Coleman returns to Dayton’s address to the Rotarians:
“It should be considered unpatriotic,” he says, “to brag at the country club about not paying taxes.” [Ed.: Who the hell is he talking about? Mr. Kerry and Mrs. Heinz?]
The Rotarians listen respectfully, then brace themselves when he finally is asked why he closed his office.

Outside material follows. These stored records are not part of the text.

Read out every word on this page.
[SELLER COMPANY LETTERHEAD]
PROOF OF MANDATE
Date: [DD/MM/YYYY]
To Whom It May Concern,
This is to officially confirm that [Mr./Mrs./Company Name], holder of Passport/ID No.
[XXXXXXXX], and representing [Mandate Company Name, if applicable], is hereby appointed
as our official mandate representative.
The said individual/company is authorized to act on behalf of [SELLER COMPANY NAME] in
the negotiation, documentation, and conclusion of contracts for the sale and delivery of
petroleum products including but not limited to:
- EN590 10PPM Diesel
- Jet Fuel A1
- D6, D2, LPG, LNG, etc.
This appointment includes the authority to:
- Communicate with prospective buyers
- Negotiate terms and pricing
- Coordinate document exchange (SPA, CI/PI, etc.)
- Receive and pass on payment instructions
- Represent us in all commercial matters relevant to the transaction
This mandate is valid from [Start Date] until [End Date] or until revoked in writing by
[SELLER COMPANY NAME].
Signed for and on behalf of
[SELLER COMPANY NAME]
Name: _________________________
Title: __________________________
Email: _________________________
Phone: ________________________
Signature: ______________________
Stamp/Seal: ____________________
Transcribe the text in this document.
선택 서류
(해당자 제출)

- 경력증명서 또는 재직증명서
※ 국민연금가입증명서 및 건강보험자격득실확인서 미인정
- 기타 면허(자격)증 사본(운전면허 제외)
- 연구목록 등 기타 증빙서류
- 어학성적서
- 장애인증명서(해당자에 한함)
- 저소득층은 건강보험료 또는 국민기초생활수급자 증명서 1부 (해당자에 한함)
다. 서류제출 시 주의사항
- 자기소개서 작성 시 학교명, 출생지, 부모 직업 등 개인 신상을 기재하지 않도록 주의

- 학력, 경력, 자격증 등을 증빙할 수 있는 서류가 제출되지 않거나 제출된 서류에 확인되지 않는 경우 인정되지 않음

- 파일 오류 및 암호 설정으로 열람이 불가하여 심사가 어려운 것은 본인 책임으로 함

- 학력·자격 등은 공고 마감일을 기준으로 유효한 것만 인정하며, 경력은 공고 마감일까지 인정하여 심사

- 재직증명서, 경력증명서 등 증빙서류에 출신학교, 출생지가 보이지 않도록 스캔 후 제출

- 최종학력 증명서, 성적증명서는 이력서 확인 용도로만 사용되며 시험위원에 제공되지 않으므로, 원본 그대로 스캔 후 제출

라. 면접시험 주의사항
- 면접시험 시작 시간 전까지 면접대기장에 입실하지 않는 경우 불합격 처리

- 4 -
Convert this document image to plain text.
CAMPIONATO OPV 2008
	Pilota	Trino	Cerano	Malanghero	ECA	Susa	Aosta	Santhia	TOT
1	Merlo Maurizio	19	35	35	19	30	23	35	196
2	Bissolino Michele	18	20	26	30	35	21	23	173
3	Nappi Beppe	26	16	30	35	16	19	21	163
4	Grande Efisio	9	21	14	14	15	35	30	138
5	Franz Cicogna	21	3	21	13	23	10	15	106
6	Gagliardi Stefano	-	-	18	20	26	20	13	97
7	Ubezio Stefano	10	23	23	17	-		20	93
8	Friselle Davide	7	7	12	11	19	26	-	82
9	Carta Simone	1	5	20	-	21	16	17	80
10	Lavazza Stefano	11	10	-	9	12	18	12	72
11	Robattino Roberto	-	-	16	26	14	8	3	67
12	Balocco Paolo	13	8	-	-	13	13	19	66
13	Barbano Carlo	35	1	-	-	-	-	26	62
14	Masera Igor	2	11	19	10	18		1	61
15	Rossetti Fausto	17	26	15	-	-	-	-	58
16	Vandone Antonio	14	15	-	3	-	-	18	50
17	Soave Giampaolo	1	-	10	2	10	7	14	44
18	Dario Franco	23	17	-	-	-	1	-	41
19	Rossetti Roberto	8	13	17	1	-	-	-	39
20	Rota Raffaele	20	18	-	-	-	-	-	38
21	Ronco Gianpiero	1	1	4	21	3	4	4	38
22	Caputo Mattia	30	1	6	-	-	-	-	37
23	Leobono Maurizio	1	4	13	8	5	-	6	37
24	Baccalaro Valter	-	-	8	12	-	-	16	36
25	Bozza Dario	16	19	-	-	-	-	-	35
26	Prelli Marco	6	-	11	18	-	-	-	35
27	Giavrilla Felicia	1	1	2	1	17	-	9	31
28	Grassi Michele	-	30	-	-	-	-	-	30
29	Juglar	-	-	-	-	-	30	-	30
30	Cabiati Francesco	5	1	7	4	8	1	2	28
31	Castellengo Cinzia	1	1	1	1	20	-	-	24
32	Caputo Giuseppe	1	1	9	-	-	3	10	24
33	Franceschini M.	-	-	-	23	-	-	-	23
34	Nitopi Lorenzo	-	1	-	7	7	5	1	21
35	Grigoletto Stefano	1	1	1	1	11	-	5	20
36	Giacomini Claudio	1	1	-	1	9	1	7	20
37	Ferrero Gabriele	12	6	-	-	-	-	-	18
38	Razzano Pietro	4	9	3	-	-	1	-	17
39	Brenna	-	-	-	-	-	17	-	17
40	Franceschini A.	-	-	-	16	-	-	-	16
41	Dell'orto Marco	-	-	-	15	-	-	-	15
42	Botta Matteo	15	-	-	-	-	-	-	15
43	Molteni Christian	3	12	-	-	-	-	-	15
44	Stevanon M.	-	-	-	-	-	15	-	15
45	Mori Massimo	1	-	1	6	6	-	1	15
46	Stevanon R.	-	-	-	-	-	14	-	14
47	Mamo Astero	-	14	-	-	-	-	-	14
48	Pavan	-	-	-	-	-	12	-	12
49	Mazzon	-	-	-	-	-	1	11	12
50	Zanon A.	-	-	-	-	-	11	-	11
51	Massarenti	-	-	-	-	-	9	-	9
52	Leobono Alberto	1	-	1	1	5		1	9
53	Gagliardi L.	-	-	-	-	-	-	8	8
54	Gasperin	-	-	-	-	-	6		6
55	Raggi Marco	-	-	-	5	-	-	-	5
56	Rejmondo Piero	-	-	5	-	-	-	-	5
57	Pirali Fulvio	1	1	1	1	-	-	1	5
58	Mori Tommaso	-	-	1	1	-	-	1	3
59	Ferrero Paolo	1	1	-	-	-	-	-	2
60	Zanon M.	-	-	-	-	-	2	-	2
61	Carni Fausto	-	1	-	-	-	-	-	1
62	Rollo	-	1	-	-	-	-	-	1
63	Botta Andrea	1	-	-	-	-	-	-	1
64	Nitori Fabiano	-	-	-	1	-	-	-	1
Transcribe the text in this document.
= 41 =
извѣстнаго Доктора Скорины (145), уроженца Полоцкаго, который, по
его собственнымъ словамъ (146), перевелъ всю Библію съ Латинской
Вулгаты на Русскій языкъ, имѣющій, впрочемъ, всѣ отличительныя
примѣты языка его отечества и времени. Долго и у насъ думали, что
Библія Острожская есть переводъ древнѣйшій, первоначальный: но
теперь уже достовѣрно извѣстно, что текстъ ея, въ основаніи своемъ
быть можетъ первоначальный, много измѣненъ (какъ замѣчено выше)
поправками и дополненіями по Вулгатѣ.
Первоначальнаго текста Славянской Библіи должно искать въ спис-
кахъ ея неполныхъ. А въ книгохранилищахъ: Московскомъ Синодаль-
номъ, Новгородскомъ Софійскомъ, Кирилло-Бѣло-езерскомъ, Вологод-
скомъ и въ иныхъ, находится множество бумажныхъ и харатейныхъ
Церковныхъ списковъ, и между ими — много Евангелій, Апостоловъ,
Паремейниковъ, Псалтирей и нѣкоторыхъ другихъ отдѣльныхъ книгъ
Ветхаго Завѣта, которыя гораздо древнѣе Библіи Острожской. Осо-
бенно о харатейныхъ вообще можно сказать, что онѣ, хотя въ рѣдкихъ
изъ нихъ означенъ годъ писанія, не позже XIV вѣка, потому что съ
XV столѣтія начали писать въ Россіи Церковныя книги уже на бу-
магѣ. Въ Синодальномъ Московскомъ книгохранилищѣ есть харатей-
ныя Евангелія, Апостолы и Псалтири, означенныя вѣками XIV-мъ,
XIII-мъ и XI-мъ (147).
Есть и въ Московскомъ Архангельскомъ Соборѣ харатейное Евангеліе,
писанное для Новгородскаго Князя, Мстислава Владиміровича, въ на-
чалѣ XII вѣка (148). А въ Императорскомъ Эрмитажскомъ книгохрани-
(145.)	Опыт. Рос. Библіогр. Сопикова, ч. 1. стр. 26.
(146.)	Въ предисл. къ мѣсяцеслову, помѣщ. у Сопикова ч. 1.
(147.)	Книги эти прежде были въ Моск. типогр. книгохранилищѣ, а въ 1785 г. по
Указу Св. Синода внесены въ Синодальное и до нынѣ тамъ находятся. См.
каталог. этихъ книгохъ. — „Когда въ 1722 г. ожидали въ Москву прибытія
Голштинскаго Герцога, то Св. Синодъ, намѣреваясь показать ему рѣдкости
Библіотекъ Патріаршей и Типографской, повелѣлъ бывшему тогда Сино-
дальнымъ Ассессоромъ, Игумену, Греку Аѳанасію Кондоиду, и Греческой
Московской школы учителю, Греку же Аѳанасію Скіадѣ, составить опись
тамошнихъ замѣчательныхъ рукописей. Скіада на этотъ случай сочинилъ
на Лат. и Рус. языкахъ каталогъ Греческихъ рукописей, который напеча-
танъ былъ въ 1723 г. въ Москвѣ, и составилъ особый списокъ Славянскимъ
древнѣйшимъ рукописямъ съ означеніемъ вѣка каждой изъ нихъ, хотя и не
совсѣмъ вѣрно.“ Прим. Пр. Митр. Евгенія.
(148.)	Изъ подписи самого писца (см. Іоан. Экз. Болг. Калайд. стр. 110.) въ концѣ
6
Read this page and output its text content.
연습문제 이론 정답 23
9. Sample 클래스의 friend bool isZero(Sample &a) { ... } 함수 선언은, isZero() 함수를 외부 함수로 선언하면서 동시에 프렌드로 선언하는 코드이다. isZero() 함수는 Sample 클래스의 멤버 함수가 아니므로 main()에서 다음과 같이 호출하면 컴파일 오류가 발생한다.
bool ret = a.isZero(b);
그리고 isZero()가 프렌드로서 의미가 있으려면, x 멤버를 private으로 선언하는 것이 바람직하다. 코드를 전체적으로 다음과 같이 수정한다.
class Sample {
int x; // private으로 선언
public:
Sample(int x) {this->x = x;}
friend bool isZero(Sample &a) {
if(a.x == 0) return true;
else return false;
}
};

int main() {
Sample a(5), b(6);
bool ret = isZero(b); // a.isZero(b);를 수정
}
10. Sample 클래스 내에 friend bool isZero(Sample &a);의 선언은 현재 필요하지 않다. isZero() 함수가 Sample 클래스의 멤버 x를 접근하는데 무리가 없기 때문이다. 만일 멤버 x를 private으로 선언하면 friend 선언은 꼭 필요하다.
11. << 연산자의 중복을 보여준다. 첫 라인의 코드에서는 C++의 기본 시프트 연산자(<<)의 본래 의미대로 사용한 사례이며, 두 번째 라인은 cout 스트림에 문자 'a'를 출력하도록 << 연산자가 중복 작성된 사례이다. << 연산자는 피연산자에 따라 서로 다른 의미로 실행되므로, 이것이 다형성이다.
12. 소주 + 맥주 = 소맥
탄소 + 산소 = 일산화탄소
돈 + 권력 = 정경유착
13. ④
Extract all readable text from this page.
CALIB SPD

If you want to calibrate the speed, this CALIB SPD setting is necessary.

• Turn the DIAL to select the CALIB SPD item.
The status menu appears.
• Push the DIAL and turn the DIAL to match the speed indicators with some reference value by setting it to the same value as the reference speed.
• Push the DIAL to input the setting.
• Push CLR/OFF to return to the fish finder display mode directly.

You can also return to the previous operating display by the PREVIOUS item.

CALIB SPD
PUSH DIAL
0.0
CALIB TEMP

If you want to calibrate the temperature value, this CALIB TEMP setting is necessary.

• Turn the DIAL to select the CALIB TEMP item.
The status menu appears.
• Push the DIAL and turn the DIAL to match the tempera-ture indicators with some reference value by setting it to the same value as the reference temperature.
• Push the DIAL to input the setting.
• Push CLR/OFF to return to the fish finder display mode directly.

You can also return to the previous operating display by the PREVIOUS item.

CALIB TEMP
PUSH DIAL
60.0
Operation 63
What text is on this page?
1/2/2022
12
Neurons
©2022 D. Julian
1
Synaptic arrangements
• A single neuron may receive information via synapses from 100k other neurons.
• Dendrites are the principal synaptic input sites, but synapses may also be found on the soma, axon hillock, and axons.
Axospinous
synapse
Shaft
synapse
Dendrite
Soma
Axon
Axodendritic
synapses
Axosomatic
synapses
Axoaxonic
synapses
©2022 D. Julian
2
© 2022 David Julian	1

He explains that, given the terror briefing he attended, he could not let his staff remain in Washington while he and the rest of Congress were back home, politicking. It would be immoral and cowardly for him to leave “other people’s sons and daughters” at risk while he was safe at home.
“I pray to God I’m wrong,” he says. “I probably am.” [Ed.: And not just about that!]
The Rotarians relax and seem reassured that their senator is not from another planet.
Somehow we don’t entirely credit Coleman’s interpretation of the Rotarians’ response to Dayton. Indeed, Coleman’s spin suggests why we describe Coleman as a reliably partisan hack. We trust that Dayton’s comments will help Minnesotans give Dayton “the courage to shut his office” on a permanent basis when he stands for reelection in 2006.